In previous years, Kenley was known for his very slow starts in spring training, as he preferred to take very cautious approaches at the beginning.
In 2018, after he threw just 4-2/3 innings over five appearances during Cactus League play, Jansen strained a hamstring early during the regular season. He struggled mightily—his velocity dipped (much to the chagrin of the fans) and his ERA rose to a whopping 5.59 ERA with three blown saves and three homers allowed over the first few weeks of the season.
Eventually, Jansen remedied his mechanical issues and regained his All-Star form in early May of 2018. He had a 1.41 ERA over 41 appearances from May 1 through August 7, converting 29 of 30 save opportunities and lowering his season ERA to 2.15.
Last year, Jansen’s approach in spring training was also a slow one, primarily because of the heart procedure he endured the previous winter. He ended up throwing a little bit more than he did in 2018—6-1/3 innings over seven appearances—but probably not as much as he would have liked.
This year, though, it seems as if Jansen will be taking a more aggressive approach.
Bill Plunkett of the OC Register noted on Saturday morning that Jansen sought out the help of Driveline Baseball over the winter with hopes of rediscovering some of his old traits that led to success in previous seasons.
During the 2019 regular season, Kenley posted a 3.71 ERA (the highest of his career) and a 1.063 WHIP (the second-highest of his career) over 62 appearances and an even 63 innings of work.

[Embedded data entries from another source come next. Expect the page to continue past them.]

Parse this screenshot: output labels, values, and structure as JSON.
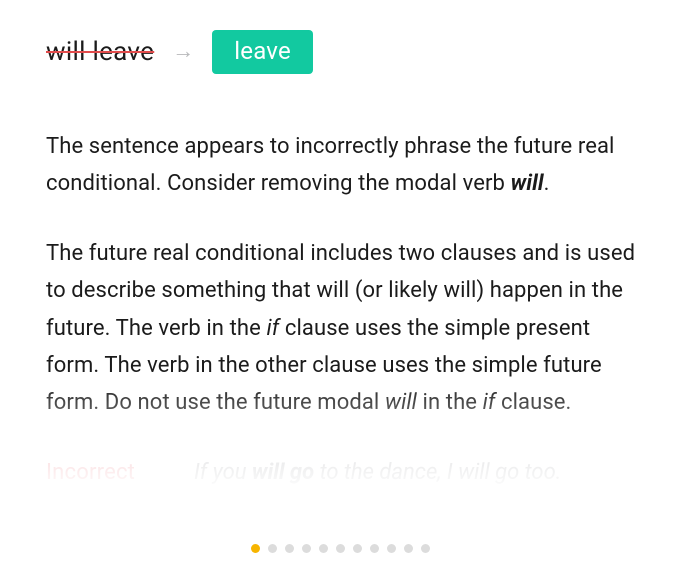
{
  "correction": {
    "original": "will leave",
    "arrow": "→",
    "suggestion": "leave"
  },
  "paragraph1": {
    "t1": "The sentence appears to incorrectly phrase the future real conditional. Consider removing the modal verb ",
    "bi1": "will",
    "t2": "."
  },
  "paragraph2": {
    "t1": "The future real conditional includes two clauses and is used to describe something that will (or likely will) happen in the future. The verb in the ",
    "i1": "if",
    "t2": " clause uses the simple present form. The verb in the other clause uses the simple future form. Do not use the future modal ",
    "i2": "will",
    "t3": " in the ",
    "i3": "if",
    "t4": " clause."
  },
  "example": {
    "label": "Incorrect",
    "t1": "If you ",
    "bi1": "will go",
    "t2": " to the dance, I will go too."
  },
  "pager": {
    "count": 11,
    "active": 0
  },
  "colors": {
    "accent": "#12c9a0",
    "strike": "#e24c4c",
    "pagerActive": "#f7b500",
    "pagerDot": "#dcdcdc"
  }
}
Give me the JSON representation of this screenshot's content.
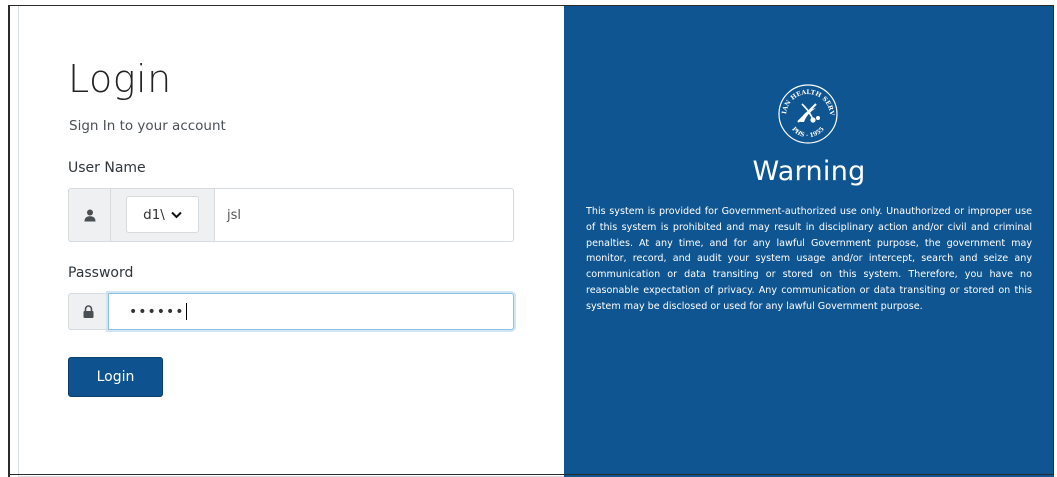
{
  "login": {
    "title": "Login",
    "subtitle": "Sign In to your account",
    "username": {
      "label": "User Name",
      "domain_selected": "d1\\",
      "value": "jsl"
    },
    "password": {
      "label": "Password",
      "value": "••••••"
    },
    "submit_label": "Login"
  },
  "warning": {
    "seal_text": "INDIAN HEALTH SERVICE · PHS · 1955",
    "title": "Warning",
    "text": "This system is provided for Government-authorized use only. Unauthorized or improper use of this system is prohibited and may result in disciplinary action and/or civil and criminal penalties. At any time, and for any lawful Government purpose, the government may monitor, record, and audit your system usage and/or intercept, search and seize any communication or data transiting or stored on this system. Therefore, you have no reasonable expectation of privacy. Any communication or data transiting or stored on this system may be disclosed or used for any lawful Government purpose."
  },
  "colors": {
    "brand_blue": "#0f5592",
    "button_blue": "#0e538f",
    "focus_border": "#8fc1e3"
  },
  "icons": {
    "username_addon": "user-icon",
    "password_addon": "lock-icon",
    "domain_dropdown": "chevron-down-icon",
    "seal": "ihs-seal-icon"
  }
}
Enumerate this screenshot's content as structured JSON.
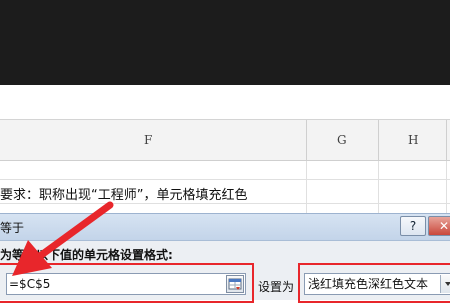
{
  "spreadsheet": {
    "columns": [
      {
        "label": "F"
      },
      {
        "label": "G"
      },
      {
        "label": "H"
      }
    ],
    "requirement_text": "要求：职称出现“工程师”，单元格填充红色"
  },
  "dialog": {
    "title": "等于",
    "help_label": "?",
    "close_label": "✕",
    "instruction": "为等于以下值的单元格设置格式:",
    "formula_value": "=$C$5",
    "set_label": "设置为",
    "format_value": "浅红填充色深红色文本"
  },
  "colors": {
    "highlight_red": "#e8262b",
    "top_bar": "#1c1c1c"
  }
}
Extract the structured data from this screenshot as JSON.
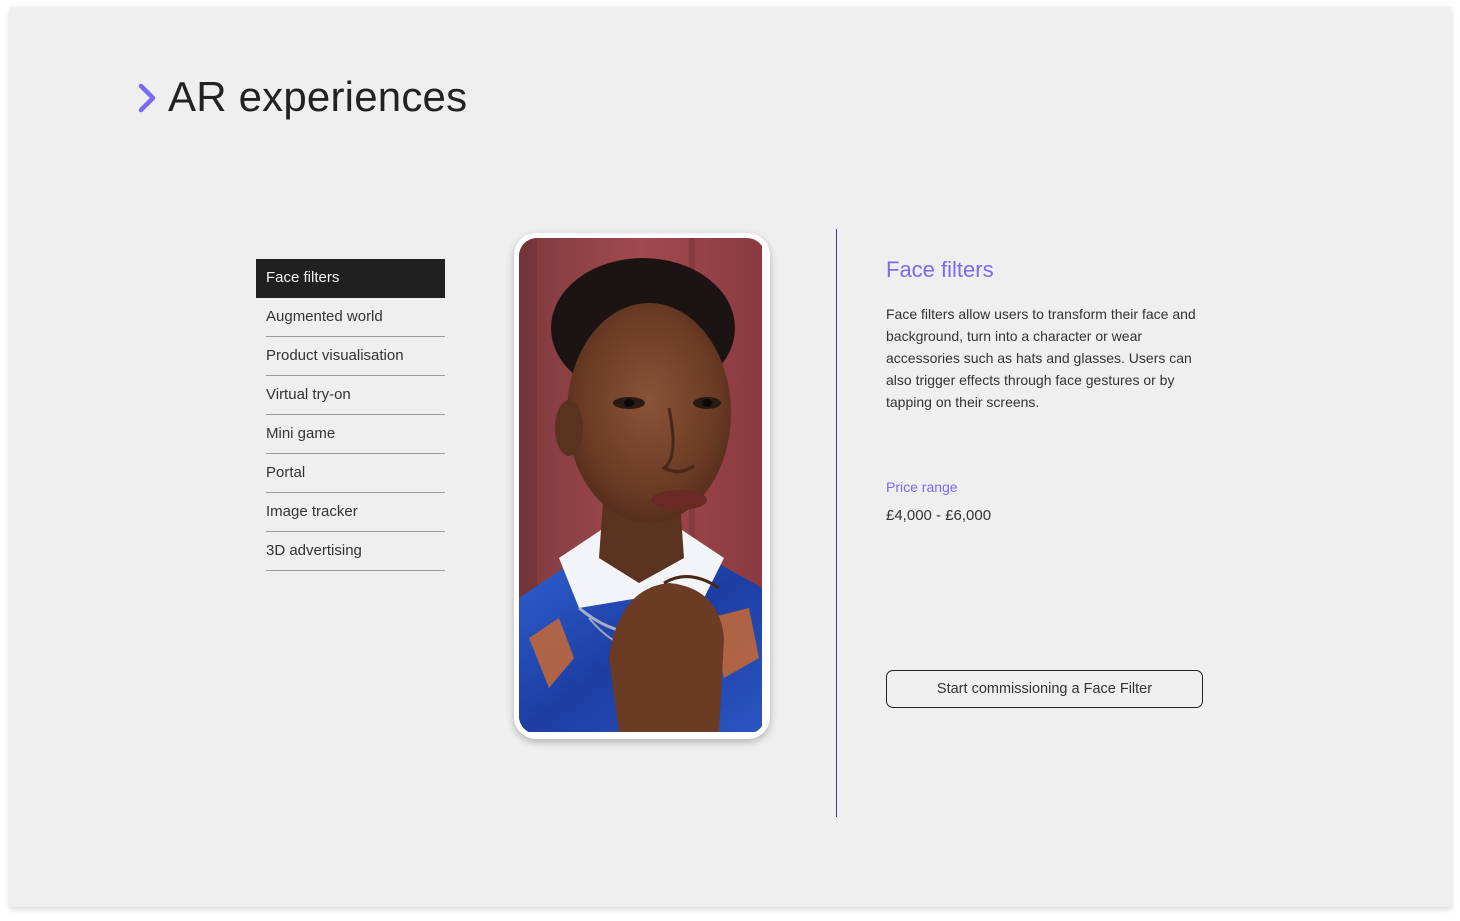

His ineffectiveness—especially towards the latter part of the year—conceivably led skipper Dave Roberts to lean towards alternate options, most notably in Game 5 against the Nationals in the NLDS.
Nevertheless, one of the potentially biggest additions of the offseason came with righty reliever Blake Treinen arriving in Los Angeles. With the inclusion of the always-dependable Pedro Baez and an effective Joe Kelly (among several others), there’s some conjecture that the Los Angeles bullpen could be among the best in baseball.
Especially if Kenley can find his peak form early.